Thursday, January 21, 2010

The 70% Solution

Yesterday, Amazon announced a new program offering publishers and self-publishing authors a 70% royalty on eBook sales as long as they agree to a number of rules, including:
  • Pricing their eBooks between $2.99 and $9.99
  • Setting the prices of their eBooks at least 20% below the price of their lowest-priced print versions of the same titles
  • Giving Amazon "most favored nation" pricing status (the price that the author or publisher sells the titles for at Amazon has to be the same or lower than the price offered through any other reseller)
  • Allowing Amazon to offer features such as text-to-speech on their eBooks
Apple is rumored to be offering publishers a 70% cut of revenues on eBook sales for its rumored tablet, and is said to be allowing publishers to set their own prices, so all that Amazon is really doing is matching Apple's terms. However, Amazon's moves are likely to spark a more seismic move in the publishing industry than simply paying more money to a few publishers. It may help spur a mass move to self-publishing, especially for authors who today typically sell 10,000 or fewer copies of their books.

Seventeen years ago, my first book (an introduction to Windows NT) was published by Sams, an imprint now owned by Pearson. The book sold a bit more than 10,000 copies, the minimum sales target for most computer book publishers back then. I earned out my advance ($8,000, as I recall), and made a few thousand more. However, given the amount of time I spent researching, writing and promoting the book, I could have worked at Burger King and made the same amount of money.

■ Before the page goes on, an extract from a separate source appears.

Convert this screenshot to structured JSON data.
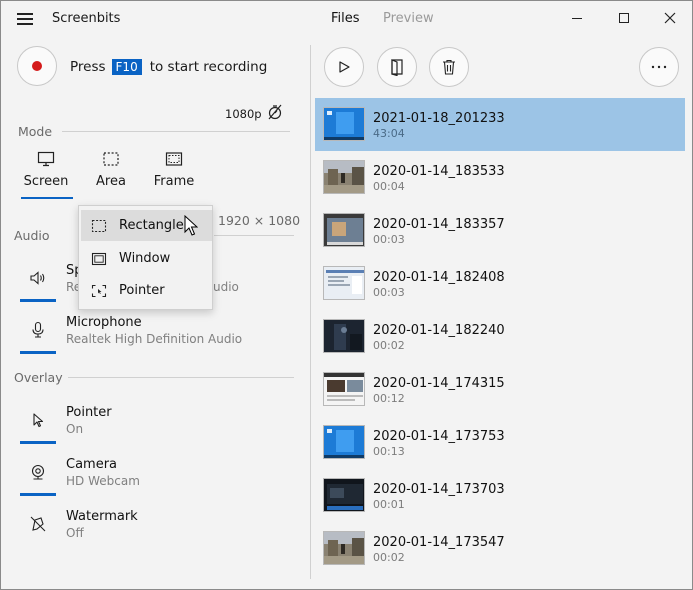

Also, I was responsible for promoting the book myself. When people say that one of the big reasons for publishing a book through a major publisher is their ability to promote books, don't believe them. Unless you're one of the publisher's top authors, you'll get little or no promotional support. I had to pay to fly myself around the country to promote the book, and a friend in Public Relations scored interviews for me with PBS' "Nightly Business Report" and other outlets.

So what does all this have to do with Amazon's announcement? I ran the numbers, and the economics are strongly in favor of an author self-publishing eBooks with Amazon or a similar service rather than going with a big publishing house. Here's an analysis that I did, comparing my book, originally priced at $19.95 and selling 10,000 copies in print, against the same title priced at $9.95 and selling 5,000 copies as an eBook:



Print eBook
List Price $19.95 $9.95
Distributor Discount 50% N/A
Royalty Base $9.98 $9.95
Author Royalty 12% 70%
Royalty Revenues Per Copy $1.20 $6.97
Unit Sales              10,000               5,000
Royalty Revenues ($) $11,970 $34,825
Less: Editorial & Design Costs $0.00 ($5,000.00)
Net Author Revenues $11,970 $29,825
Advantage ($)
$17,855
Advantage (%)
249%


Companies such as Lulu, iUniverse and Amazon's own CreateSpace offer editorial and design services for self-publishers. $5,000 is at the high side of what those companies charge for a complete editorial and design package. Even with the author paying for the editorial and design work that the publisher would ordinarily do, they'd still end up making 2.5 times as much money on an eBook priced half as much and selling half as many copies as the print version. That's amazingly compelling.

Amazon will try to steer as many of those self-publishing authors as it can to CreateSpace, where Amazon gets a cut of the editorial and graphics services as well. It means that the 30% that Amazon gets is just the start...and the fees paid to CreateSpace are paid upfront by the author, no matter how many copies the author sells. In essence, the authors are paying Amazon an advance for its services, and they're hoping to earn back the advance and make more through sales of the eBooks. It's a plan that could make your chin drop.

It's far too early to give the game to Amazon, but in many ways, they're moving beyond Apple in their integration of production services, distribution and delivery devices.